Pezzi” di Ippolita Luzzo
Cara Ippolita
In volo con parole e distorsioni ti leggo, e nel marasma letterario colgo, raccolgo.
Ho preso appunti sin dall’inizio, dalla prefazione di Bruno Corino che si allaccia a scrittura
«“liquida” nel senso baumaniano del termine» e cita: creatività e vivacità.
Le tue armi sono bianche ma ben affilate, acciambellata come un felino sai quando sferrare gli artigli. C’è dell’autentico in ciò che qui si fa con la parola, volontà di scardinare gli elementi precari dell’esistenza; la vita qui scorre come torrente in piena, anche dove si tenta d’istigare dolcezza la verità punge, dell’amicizia per esempio, qui si esercita, in qualche modo, giustizia. Si scrive del “muro” e de “L’indigenza della spiritualità”; volendo finalmente spalancare gli occhi lo vediamo chiaramente il “Circo Barnum”
Sono con te Ippolita, in lettura, nel limite di tempo a mia disposizione, ti porto con me ovunque per un intero giorno, limitata perché umana e quindi fabbricante di -limiti di tempo-, e altri limiti che forse m’invento. Però sono con te, a “La Teoria del tutto”: qui tento di raccogliere “la penna” e mi allaccio alla tua personale teoria sulla mente che può volare. Volo con te e con le tue parole in “Pezzi” sottobraccio a “San Paolo e Dostoevskij” (Pag.92) col mio cartello muto e cieco, e il mio rifiuto.
Sapersi indignare è una qualità, va esercitata con fermezza ed ironia; qualcuno avrebbe serie difficoltà a mescere sino a ricavarne oralità ben fatta, persino filosofica.
[…] Resterà il gusto di capire se un libro è scritto bene, se è scritto male, se ne sentiamo il suono, il ritmo, se sorridiamo leggendo, se ci fa compagnia, se è un libro onesto e ci libera dal nostro fastidio quotidiano.” […]
“Oh Leggerete! Perché leggere tornerà di moda. (Pag. 98-99)
E io ti leggo, navigo, percorro in toto il tuo cammino.
Di Ippolita Luzzo non posso affermare alcunché, non l’ho mai incontrata, e per addurre servirebbe comunque il tempo necessario di approfondire una qualsivoglia forma di conoscenza: tuttavia dalle parole che uno scrittore sceglie, dalla cadenza musicale che intercorre fra le righe, qualcosa si intercetta.
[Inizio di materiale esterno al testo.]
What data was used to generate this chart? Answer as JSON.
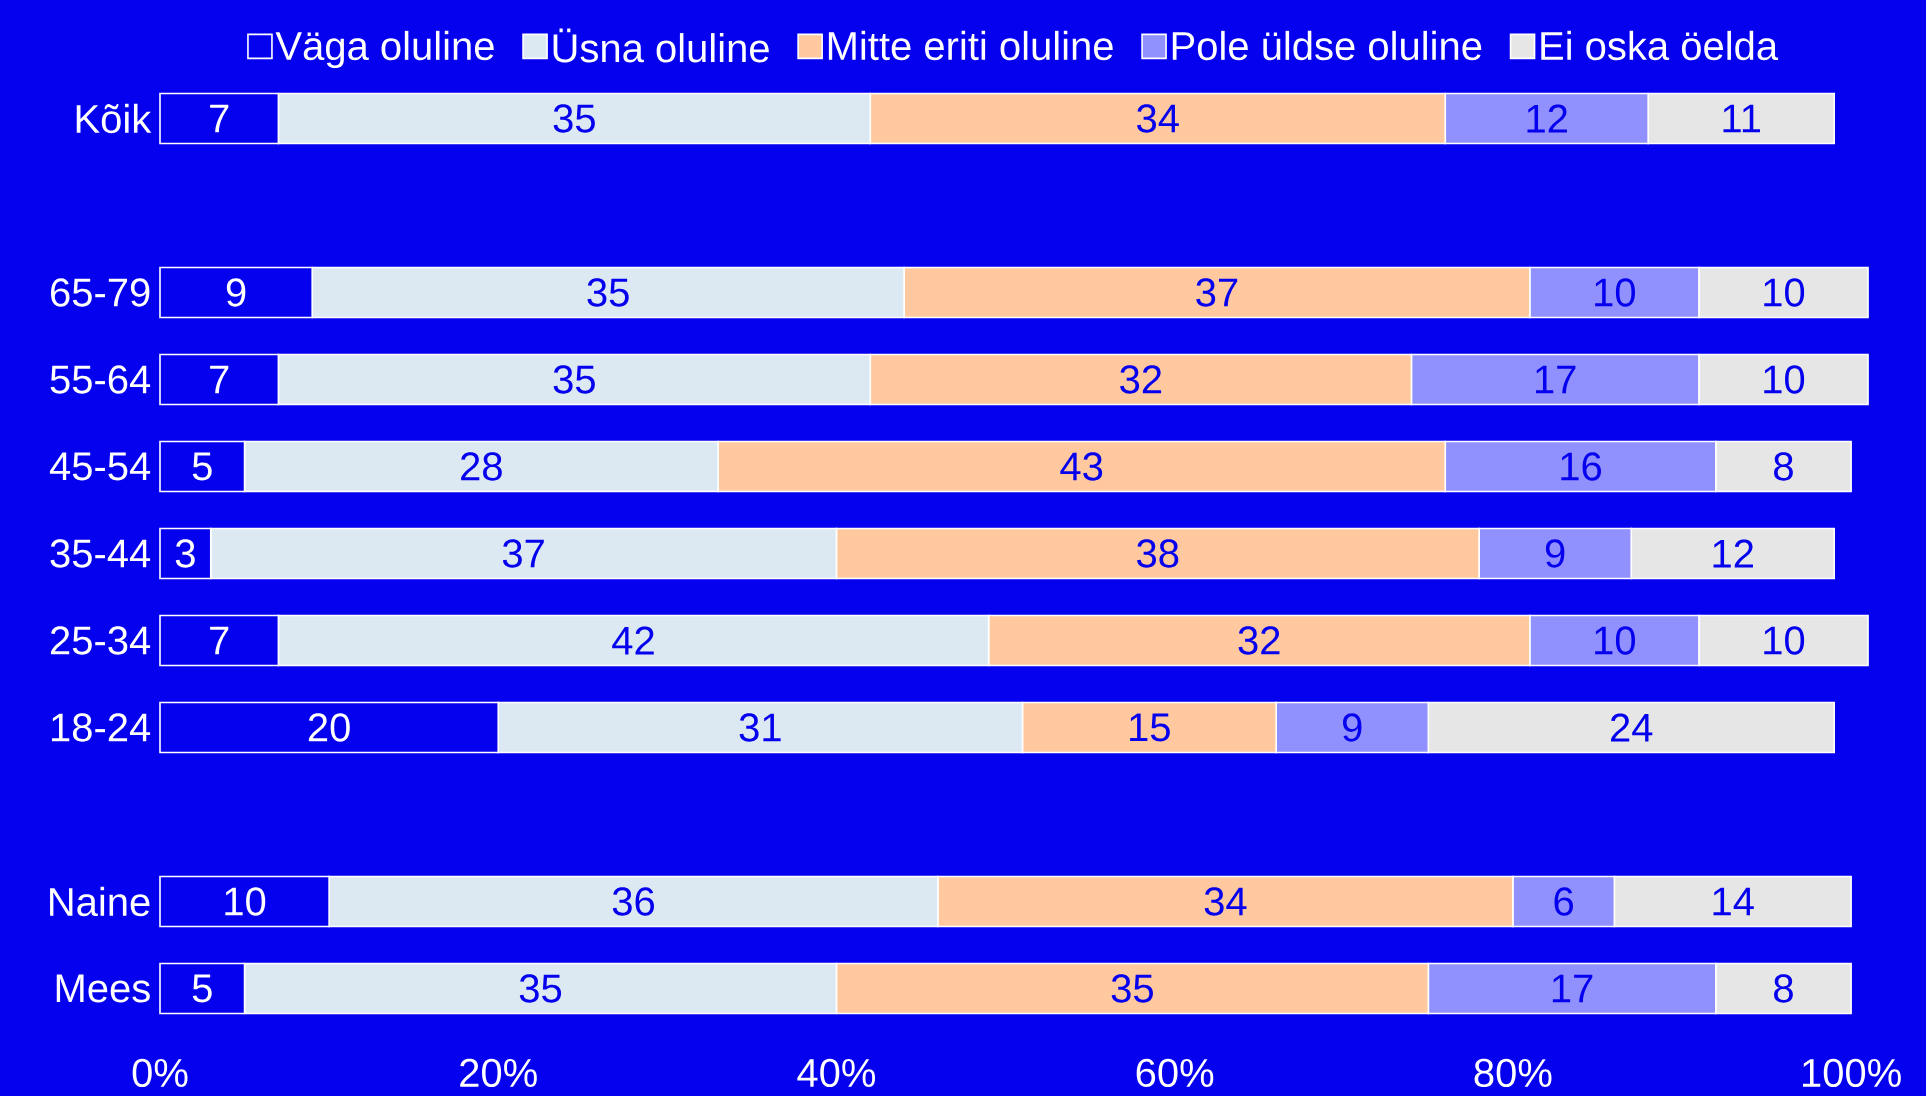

Avverto una bontà genuina e schietta, oltre all’intelligenza e la cultura c’è una vita piena, fatta di ricerca.
“Pezzi” ha ingredienti variegati, non mancano le gioie, ma nemmeno i dolori, e non è affatto banale come sembra, si scrive di autunni poetici:
“L’autunno porta insieme alle foglie rosse degli alberi il crepuscolo, il freddo improvviso, il coprirsi e riflettere con il calore rubato alle piume d’oca.” (pag. 155)
E viene voglia di attraversarlo tutto quest’autunno, c’è spazio per andare oltre e immaginare. Avverto sin dall’inizio una aposiopesi, si aleggia in altra dimensione catturati sin da subito, non si può che leggere d’un fiato e ci si chiede, giunti alla fine, se vi sarà un prosieguo, un “Pezzi” due, o altro che racconti ancora e ancora.
Scorrevolezza e contenuti, uno sguardo dalla finestra, ospiti di una casa nella quale ci accomodiamo fra le righe, viaggiamo su vagoni imbottiti di parole.
È una casa-treno, muove percorsi che si snodano senza fretta ma implacabili trattengono.
Siamo due anime differenti e diverso è stato ed è il nostro percorso; per quale straordinario evento ci siamo incontrate tramite la parola non so, eppure, un refolo alfabetico mi unisce in misura di intenti e sensazioni a questa tua scrittura schietta. Intravedo e avverto, mi emoziono del non-detto, di parole con le quali tratteggi con disinvolta acutezza, tentando con veemenza di spalancare quella finestra a cui fa cenno Raffaele La Capria. E riesci nell’intento.
Gomitoli srotolano, serpeggiano di libro in libro, tessono turbamenti, patimenti, gioie; un volo pindarico.
Ogni orizzonte cattura lo sguardo, ogni sguardo va in una direzione ed ognuno vede a suo modo ciò che guarda, un po’ come il pensiero di cui scrive Ovejero (p.156) , pensiero che forse mai riusciamo a condividere interamente; è questo il senso della condivisione letteraria? camminare una di fianco all’altra in rilassato silenzio, abbandonare ogni fragore e lasciare che il libro racconti da sé ciò che in noi ristagna sottochiave.